Enfin, ça veut dire, parfois, accepter d’être inconfortable. Parce que changer une dynamique installée depuis des années dans un couple, dans une famille ou en soi-même, c’est inconfortable pour tout le monde. Et c’est le signe que quelque chose bouge vraiment.
Quelques repères et lectures pour cheminer plus loin
Si ce sujet résonne et qu’on a envie d’explorer ce territoire honnêtement, voici quelques pistes sérieuses. Ce ne sont pas des formules magiques, mais des outils qui font travailler :
- « Agilité émotionnelle » de Susan David : Un livre qui invite à examiner nos pensées et nos comportements automatiques avec lucidité et sans jugement. Il est particulièrement éclairant sur la façon dont on se coince dans des rôles qu’on n’a pas choisis.
- « Oser la bienveillance » de Brené Brown : Son travail sur la vulnérabilité et le contrôle aide à comprendre pourquoi on porte ce qu’on porte, et ce que ça coûte vraiment.
- Les travaux de Lori Gottlieb, psychothérapeute et auteure de « Et si c’était moi le problème ? » : Un titre qui fait grincer des dents, et c’est exactement le but. Elle explore avec beaucoup de nuance la façon dont on contribue, sans le voir, aux dynamiques qui nous pèsent.
- La thérapie ACT (Thérapie d’Acceptation et d’Engagement) : Pour celles qui veulent un travail plus structuré avec un professionnel. Elle aide à identifier ce qu’on valorise vraiment, à distinguer ce qu’on contrôle de ce qu’on ne contrôle pas, et à agir en cohérence avec ce qui compte.
Une nouvelle posture pour la Journée mondiale des parents
Se sentir victime d’une situation, même injuste, même réelle, a un coût.

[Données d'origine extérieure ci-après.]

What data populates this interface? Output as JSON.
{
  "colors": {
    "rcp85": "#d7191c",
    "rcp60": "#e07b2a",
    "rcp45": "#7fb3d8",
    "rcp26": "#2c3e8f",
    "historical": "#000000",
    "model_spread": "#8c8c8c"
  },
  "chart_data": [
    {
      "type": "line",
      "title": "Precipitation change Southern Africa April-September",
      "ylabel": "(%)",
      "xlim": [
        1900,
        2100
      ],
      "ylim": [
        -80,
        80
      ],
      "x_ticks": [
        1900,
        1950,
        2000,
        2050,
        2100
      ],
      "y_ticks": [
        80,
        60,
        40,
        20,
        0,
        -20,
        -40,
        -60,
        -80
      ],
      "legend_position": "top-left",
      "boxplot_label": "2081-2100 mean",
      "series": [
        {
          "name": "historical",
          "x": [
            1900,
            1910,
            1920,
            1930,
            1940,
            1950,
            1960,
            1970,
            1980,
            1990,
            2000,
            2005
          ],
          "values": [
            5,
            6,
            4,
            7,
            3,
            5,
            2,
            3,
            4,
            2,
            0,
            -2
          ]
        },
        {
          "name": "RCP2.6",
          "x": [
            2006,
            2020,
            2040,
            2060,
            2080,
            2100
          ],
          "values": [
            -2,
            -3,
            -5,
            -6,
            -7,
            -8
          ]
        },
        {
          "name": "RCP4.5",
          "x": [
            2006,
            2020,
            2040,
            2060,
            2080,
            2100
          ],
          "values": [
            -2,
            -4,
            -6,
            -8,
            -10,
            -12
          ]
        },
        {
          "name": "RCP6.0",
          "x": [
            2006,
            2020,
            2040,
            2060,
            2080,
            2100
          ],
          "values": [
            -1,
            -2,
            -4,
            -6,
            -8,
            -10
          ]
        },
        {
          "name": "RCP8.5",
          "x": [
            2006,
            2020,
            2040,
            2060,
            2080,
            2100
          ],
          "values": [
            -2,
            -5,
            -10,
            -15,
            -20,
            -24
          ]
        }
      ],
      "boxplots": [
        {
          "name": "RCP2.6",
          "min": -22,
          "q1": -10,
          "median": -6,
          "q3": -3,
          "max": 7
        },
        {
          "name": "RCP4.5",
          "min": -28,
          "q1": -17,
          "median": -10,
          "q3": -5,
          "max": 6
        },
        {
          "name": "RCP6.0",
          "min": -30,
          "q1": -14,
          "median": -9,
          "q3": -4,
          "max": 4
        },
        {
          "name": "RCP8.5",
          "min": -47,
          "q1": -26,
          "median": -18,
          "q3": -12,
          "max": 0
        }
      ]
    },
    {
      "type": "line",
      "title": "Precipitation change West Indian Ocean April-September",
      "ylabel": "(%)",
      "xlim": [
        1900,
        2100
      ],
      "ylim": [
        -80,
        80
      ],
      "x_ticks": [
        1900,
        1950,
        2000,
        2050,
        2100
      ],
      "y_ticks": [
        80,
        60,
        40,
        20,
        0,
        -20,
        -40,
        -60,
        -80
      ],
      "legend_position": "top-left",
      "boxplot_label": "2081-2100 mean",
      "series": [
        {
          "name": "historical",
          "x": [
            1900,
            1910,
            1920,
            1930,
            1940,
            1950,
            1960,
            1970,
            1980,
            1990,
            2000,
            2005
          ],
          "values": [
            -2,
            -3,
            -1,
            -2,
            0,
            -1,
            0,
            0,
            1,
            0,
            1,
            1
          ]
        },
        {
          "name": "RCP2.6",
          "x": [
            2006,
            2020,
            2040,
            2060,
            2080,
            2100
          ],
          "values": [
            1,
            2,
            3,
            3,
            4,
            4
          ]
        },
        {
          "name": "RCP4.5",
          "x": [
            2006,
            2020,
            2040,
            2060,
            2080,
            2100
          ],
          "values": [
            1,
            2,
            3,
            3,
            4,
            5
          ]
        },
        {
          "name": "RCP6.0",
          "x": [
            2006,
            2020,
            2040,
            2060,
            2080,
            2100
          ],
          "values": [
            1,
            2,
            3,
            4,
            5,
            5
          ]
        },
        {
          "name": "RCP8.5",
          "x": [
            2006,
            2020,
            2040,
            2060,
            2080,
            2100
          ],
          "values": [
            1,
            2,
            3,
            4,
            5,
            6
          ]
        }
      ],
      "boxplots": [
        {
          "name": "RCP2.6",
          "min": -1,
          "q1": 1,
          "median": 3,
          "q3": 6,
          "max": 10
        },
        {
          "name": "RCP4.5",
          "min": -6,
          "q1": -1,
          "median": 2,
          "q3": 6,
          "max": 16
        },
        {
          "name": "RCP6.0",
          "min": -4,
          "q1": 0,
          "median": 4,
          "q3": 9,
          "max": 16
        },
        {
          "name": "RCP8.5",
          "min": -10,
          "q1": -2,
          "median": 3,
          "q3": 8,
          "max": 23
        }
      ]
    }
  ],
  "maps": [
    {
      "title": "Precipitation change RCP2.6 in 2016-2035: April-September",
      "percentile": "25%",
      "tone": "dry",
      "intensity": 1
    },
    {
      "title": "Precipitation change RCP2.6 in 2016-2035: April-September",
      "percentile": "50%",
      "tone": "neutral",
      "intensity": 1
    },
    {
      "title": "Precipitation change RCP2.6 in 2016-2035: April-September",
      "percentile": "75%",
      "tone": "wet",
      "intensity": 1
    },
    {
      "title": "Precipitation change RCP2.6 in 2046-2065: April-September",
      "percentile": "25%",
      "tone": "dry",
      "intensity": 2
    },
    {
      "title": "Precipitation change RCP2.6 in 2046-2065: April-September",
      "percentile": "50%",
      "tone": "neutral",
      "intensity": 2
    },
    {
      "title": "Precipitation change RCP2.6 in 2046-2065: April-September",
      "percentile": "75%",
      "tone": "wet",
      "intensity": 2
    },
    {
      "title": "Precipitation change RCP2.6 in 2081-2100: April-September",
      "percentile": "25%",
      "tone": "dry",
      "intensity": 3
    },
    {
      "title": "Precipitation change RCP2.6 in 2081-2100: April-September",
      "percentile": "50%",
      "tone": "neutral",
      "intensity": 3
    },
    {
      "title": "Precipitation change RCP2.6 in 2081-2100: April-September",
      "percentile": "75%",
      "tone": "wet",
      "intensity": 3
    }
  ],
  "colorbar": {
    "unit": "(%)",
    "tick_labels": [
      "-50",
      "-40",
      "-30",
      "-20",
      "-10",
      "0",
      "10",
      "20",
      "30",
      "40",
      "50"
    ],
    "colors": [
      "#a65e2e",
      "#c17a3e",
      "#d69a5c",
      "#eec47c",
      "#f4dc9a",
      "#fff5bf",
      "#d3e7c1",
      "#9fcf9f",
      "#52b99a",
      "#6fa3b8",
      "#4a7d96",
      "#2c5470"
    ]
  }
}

Celui de remettre à plus tard le moment où l’on décide d’agir différemment.
Ce n’est pas nier l’injustice ni absoudre ceux qui ne font pas leur part. C’est simplement choisir de ne pas faire de l’injustice le dernier mot de sa propre histoire. À l’occasion de la Journée mondiale des parents, rappelons-nous que la vraie liberté commence là. Elle ne dépend pas de l’évolution de quelqu’un d’autre, du bon vouloir du système ou de la prochaine prise de conscience collective. Elle commence dans ce moment où l’on décide que sa vie, c’est son affaire. Et pour se libérer de la charge mentale, c’est une excellente nouvelle.